We are in Africa (Uganda), Pakistan, and Ukraine. We went to Pakistan because electrification levels were very low. We went to Uganda in 2015 where electrification was only 20% but now it has come to about 40%. Most African countries are at a very low level of electrification therefore the growth potential for the whole power sector is mainly in Africa. Even though their development rates are low, their regulatory bodies are far better than ours. Doing business is quite easy and the revenues are in US Dollars thereby bringing in money to the Sri Lankan economy. In Pakistan, we have a strong partner that led to an 18 megawatt project, a 50 megawatt project, and now we are aiming towards a 150 megawatt tender. Pakistan is a country with ample opportunity and Sri Lankans are very welcome in Pakistan. We are also looking at Bangladesh for the future as our partner Hirdaramani is strongly situated in Bangladesh. We are very keen to grow in international markets. At the moment, 70% of our revenue is from Sri Lanka and 30% is from overseas. We hope to change it to 60%:40% which would also benefit the country with foreign currency.

IN:

Other than the aforementioned, what does the future hold for WindForce?

MP:

Our biggest strength is human capital. The biggest benefit of the IPO was that we managed to bring the employees also as shareholders into the company. We offered 7.5% of shares to employees on a priority basis and they are now a part of the company. That was one of my biggest dreams to make sure that everyone is part of the growth. And we want to make this organization the best place to work. When we started, we had 10 people and they remain to this day. We have 218 megawatts which is 27 power plants and we wish to grow to 500 megawatts by 2026 and be the leader in renewable energy in Sri Lanka and also grow our footprint into international markets.

IN:

With the recent dividend announcement, what else can investors expect from WindForce PLC?

MP:

In our IPO, we committed a 9.5% dividend yield annually which is what we have been paying in the past as well.

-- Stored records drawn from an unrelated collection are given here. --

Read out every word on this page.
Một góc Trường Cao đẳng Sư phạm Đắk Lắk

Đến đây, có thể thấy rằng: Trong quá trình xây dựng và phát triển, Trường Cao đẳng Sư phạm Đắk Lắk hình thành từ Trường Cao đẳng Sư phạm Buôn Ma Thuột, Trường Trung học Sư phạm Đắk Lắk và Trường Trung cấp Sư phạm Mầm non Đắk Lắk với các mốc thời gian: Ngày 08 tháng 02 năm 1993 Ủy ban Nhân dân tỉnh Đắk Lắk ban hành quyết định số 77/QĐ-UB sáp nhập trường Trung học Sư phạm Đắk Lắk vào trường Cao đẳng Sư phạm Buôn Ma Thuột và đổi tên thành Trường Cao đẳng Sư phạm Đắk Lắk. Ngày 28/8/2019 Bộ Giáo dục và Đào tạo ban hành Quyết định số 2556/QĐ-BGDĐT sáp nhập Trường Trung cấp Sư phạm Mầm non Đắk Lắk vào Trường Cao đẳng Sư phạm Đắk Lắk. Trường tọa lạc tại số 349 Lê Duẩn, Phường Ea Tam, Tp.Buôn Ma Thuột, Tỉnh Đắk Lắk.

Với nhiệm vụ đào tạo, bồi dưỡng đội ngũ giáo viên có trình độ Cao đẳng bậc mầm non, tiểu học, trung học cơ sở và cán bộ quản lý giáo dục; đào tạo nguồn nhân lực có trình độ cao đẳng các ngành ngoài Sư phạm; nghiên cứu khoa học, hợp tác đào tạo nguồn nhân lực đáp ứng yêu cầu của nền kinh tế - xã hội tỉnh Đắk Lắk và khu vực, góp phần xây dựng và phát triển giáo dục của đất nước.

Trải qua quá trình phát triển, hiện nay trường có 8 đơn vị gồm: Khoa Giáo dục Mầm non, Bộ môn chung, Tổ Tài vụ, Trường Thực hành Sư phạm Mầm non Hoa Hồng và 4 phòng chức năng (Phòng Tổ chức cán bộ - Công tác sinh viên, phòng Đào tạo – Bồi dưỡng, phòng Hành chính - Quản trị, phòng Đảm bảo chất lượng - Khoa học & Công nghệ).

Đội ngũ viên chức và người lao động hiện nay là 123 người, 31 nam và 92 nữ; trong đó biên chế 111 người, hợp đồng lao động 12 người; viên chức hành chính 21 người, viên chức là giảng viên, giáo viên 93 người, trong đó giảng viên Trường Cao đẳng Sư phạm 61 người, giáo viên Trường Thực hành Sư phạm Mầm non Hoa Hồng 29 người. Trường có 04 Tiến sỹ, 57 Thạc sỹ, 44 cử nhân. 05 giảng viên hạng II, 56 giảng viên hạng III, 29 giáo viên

We are confident that we can stick to that promise and make it even better in the future. And also, our shareholding will grow in the future as the renewable energy sector is growing in Sri Lanka as well as overseas.

IN:

What would be your advice to the general public when it comes to investing in the CSE?

MP:

My recommendation, as I said earlier, is do not look at CSE investments as short term investments but rather as long term investments. Invest in stable organizations with good growth patterns especially in human capital.

IN:

What are your final thoughts and words for your investors that are watching us?

MP:

I can guarantee that we will stick to our promises and WindForce will continue to be a leader in the renewable energy sector and we will keep on growing.